What are your career options when you are seven feet tall? A tall writer meets a tall wrestler:
Paul Wight, bless him, seems to think of his massive size as a gift from God, not a devil’s bargain. There was a moment earlier this year when Wight was rumored to be fighting Shaq at this year’s Wrestlemania. If that had happened, it would’ve been the collision of the two most genially cartoonish giants in sports, the two guys who come off most like enormous eight-year-olds. I wanted to talk to Wight for this piece because, among the giants I’ve seen on TV, he seems the least tortured by his height. After all, he’s voluntarily spent the last 17 years in a grandly ridiculous, mortally dangerous line of work — strapping on his comic-book caveman singlet and pretending to fight hulking musclemen across the globe, risking crippling injury every time he lets one of them lift him.
There are plenty of reasons why I could never do what Wight does.

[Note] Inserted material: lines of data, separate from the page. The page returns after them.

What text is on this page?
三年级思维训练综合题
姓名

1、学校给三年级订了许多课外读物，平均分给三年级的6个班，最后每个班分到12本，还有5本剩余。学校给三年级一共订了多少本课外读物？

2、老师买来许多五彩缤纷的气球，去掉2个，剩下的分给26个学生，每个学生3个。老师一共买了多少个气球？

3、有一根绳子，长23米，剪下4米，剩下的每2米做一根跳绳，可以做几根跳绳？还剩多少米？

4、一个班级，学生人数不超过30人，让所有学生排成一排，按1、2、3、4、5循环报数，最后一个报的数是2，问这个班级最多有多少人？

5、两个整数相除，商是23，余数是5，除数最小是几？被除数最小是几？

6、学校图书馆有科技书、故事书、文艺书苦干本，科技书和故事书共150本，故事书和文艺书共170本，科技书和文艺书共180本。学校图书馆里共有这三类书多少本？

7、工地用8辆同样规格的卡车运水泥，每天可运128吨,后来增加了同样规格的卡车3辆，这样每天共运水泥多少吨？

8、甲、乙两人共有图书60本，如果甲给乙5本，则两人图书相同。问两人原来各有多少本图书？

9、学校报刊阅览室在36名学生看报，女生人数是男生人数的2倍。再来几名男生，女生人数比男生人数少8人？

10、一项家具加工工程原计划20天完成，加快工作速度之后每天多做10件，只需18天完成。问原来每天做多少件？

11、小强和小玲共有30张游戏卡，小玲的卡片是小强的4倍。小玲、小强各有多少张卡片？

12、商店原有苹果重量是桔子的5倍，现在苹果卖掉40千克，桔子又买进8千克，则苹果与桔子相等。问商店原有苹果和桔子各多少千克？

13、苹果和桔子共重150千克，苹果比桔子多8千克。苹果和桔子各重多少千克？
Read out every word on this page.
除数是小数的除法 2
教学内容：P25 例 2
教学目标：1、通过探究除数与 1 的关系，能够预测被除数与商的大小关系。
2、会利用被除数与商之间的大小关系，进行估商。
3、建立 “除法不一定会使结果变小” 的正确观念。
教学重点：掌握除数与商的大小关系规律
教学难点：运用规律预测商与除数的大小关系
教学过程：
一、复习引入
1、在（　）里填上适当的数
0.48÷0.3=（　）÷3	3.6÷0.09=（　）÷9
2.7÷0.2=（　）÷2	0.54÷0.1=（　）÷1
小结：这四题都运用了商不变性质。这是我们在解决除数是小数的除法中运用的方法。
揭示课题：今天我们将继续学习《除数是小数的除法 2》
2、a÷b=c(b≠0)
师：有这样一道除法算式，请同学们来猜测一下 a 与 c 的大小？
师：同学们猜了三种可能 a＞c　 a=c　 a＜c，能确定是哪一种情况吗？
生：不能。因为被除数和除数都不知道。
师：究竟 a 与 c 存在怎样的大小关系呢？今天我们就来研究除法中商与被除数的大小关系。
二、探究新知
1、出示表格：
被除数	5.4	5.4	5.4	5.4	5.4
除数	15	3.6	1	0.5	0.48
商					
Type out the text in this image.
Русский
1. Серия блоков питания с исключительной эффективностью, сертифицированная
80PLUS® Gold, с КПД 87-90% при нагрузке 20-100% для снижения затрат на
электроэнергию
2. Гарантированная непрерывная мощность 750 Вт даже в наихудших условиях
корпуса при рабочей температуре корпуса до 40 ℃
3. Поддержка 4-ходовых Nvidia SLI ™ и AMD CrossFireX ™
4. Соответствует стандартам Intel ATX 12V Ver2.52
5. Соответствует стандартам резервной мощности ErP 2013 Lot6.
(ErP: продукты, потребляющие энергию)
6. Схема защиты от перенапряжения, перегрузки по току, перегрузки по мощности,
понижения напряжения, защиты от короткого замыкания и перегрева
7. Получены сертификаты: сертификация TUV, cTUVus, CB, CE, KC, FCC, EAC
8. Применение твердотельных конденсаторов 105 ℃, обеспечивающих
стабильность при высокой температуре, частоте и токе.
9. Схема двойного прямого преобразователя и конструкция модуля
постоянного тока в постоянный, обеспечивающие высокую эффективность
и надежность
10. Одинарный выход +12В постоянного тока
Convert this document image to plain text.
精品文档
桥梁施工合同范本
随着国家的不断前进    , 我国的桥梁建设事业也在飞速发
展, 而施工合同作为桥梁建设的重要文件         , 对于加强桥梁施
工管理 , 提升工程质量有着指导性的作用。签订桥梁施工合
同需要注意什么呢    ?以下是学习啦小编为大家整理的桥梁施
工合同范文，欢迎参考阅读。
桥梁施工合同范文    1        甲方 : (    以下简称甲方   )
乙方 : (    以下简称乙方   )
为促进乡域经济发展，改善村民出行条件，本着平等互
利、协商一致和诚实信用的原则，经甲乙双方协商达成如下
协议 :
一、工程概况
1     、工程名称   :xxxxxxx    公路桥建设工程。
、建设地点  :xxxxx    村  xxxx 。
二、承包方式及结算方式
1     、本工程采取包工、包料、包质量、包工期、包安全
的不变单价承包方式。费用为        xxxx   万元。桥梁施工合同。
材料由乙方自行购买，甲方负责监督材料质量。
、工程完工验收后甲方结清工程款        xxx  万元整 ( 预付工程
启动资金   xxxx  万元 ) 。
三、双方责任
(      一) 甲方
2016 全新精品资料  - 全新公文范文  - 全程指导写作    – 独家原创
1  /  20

Even though we’re nearly the same height, he weighs more than two of me. And the two afternoons I spent in a pro-wrestling training ring a decade ago taught me how much it hurts to wake up the morning after you’ve been learning to theatrically flop on canvas. But mostly, I’ve never been able to imagine performing my height. I’ve gotten used to people staring at me, but I’ve never learned to like it. I played basketball in high school, but I sucked at it, and hated sucking at it. I never bothered to learn how to play the game effectively beyond the obvious lumbering rebounds and shot-blocks. I fouled out of games on purpose if I was in a bad mood. I told myself that I wanted to do something with my brain and not my body, like that was even my choice to make, or like there was any real divide. So now I’m a writer, and I spend entire days living in my own house, only leaving to take my dog on walks or to take my kid to the park. Truthfully, I was too lazy and too self-conscious to ever do jack shit athletically. I’m a writer because it’s what I’ve always wanted to be, but god knows my height probably had something to do with that desire. Pro wrestling is pretty much the opposite of anything I could ever do. I am not like Paul Wight.